The weeks leading up to a new school year tend to be incredibly busy for school leaders. There’s a never-ending list of items to check off to ensure the start of classes is as seamless and successful as possible for your students, staff and families.
It’s also a time when, as a school leader, you must think about communication and how you will continue to reach your key stakeholder groups and tell your school or district’s story. We’ve put together this school communications checklist to help you out:
Before you begin communicating, you must determine with whom you need to communicate. Brainstorm a list of the people you want to reach on a regular basis. This is likely to start with parents, staff and students, but may also include alumni, local business leaders, community organizations and the general public.
Once you’ve identified your stakeholders, develop a list of messages you want them to know and understand about your school or district. Think about it this way: if you could sit down for a cup of coffee with every single stakeholder, with what information would you want each person to come away from the conversation? This usually works best when you have three overarching messages that guide your communication efforts throughout the year.
Because school leaders are so busy, communications can quickly fall by the wayside when other, more pressing issues arise. To help you stay on track, create an editorial calendar with the articles, news releases, social media posts and any other content or materials you need to create and distribute each month. Make a habit of revisiting the editorial calendar every few days to make sure you and your team continue to make progress on your communications plan.
As a school leader, you can expand your reach by deputizing members of your staff to serve as what we refer to as “key communicators.” These are folks you can trust to speak with PTOs, staff and community groups and share your school or district’s messages. Conduct a training session at the start of the year and follow up each quarter to ensure these staff members know how to best communicate with your stakeholders.
It’s important to have strong relationships with the news media, even though you may disagree with how they cover certain stories. Take some time to get to know the reporters who cover your school or district. Invite them out for coffee or to take a tour of one of your schools. Just remember that anything you share should be considered “on the record” and fair game for the reporter to use.

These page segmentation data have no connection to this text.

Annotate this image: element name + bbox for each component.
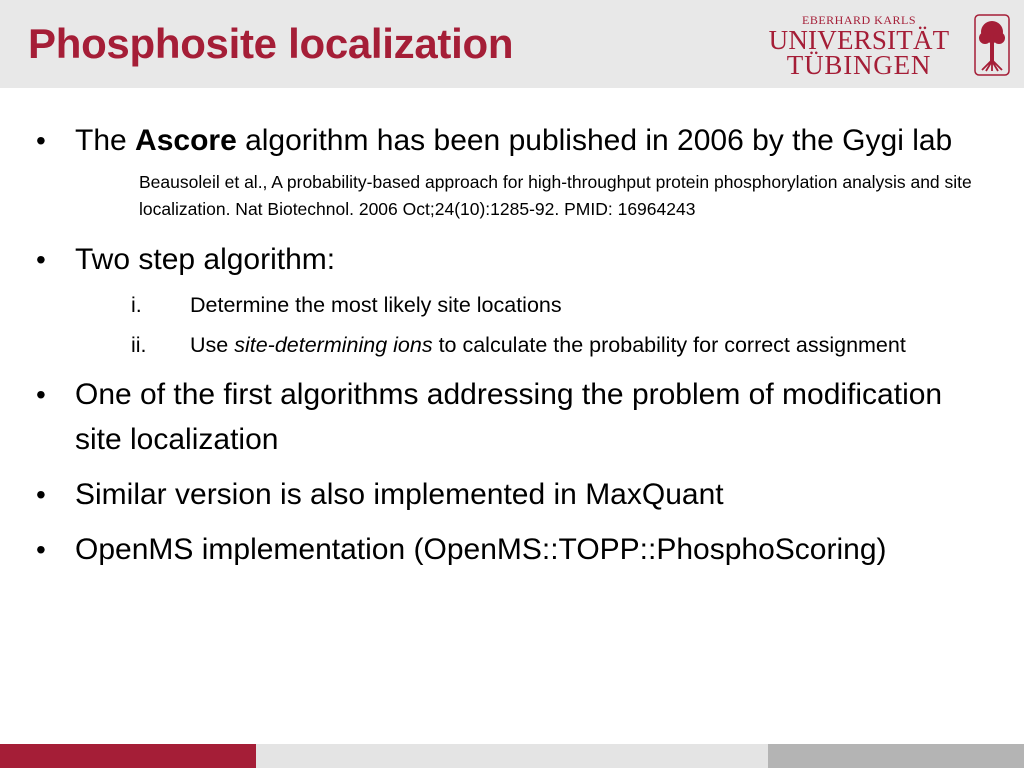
list-item-text: Determine the most likely site locations: [190, 293, 562, 317]
list-item-text: Use: [190, 333, 235, 357]
slide-title: Phosphosite localization: [28, 20, 514, 67]
bullet-item: • Two step algorithm:: [36, 237, 996, 282]
logo-line-2: UNIVERSITÄT: [768, 25, 950, 55]
italic-term: site-determining ions: [234, 333, 433, 357]
slide-body: [36, 118, 996, 582]
bullet-text: algorithm has been published in 2006 by the Gygi lab: [236, 124, 953, 157]
university-wordmark: [764, 12, 954, 78]
footer-bar-light: [256, 744, 768, 768]
slide-header: [0, 0, 1024, 88]
bullet-text: The: [75, 124, 136, 157]
list-number: ii.: [131, 333, 147, 357]
list-item: [131, 328, 996, 362]
list-item-text: to calculate the probability for correct assignment: [432, 333, 906, 357]
bullet-item: • OpenMS implementation (OpenMS::TOPP::PhosphoScoring): [36, 527, 996, 572]
list-item: [131, 288, 996, 322]
logo-line-1: EBERHARD KARLS: [801, 13, 916, 27]
university-logo: [764, 12, 1014, 78]
tree-seal-icon: [974, 14, 1010, 76]
list-number: i.: [131, 293, 142, 317]
footer-bar-red: [0, 744, 256, 768]
footer-bar-gray: [768, 744, 1024, 768]
logo-line-3: TÜBINGEN: [786, 50, 932, 80]
bullet-item: • One of the first algorithms addressing the problem of modification site localization: [36, 372, 996, 462]
step-list: [131, 288, 996, 362]
bullet-item: [36, 118, 996, 163]
reference-citation: Beausoleil et al., A probability-based approach for high-throughput protein phosphorylation analysis and site localization. Nat Biotechnol. 2006 Oct;24(10):1285-92. PMID: 16964243: [139, 172, 972, 219]
bold-term-ascore: Ascore: [135, 124, 237, 157]
bullet-item: • Similar version is also implemented in MaxQuant: [36, 472, 996, 517]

In addition to working with your key communicators, make efforts to ensure all school or district staff understand the importance of good communication. Teachers should be encouraged to communicate actively with parents and principals should be willing to share the good things happening in their schools with their communities. Work to build a culture of communication throughout your organization.
Plan to be visible
Throughout the year, but especially during the first few days or weeks of school, plan on being extra visible to the community. You might greet students and parents at the school door, speak at a back to school event or send out a “welcome back” letter or email to families. These are great ways to set a positive tone throughout your school or district from the start of the school year.
Keep this school communications checklist handy at the start of the school year and as you continue to ramp up your efforts throughout the year. Through sound communications planning and implementation, you can maintain consistency as you speak to all the great things happening in your schools.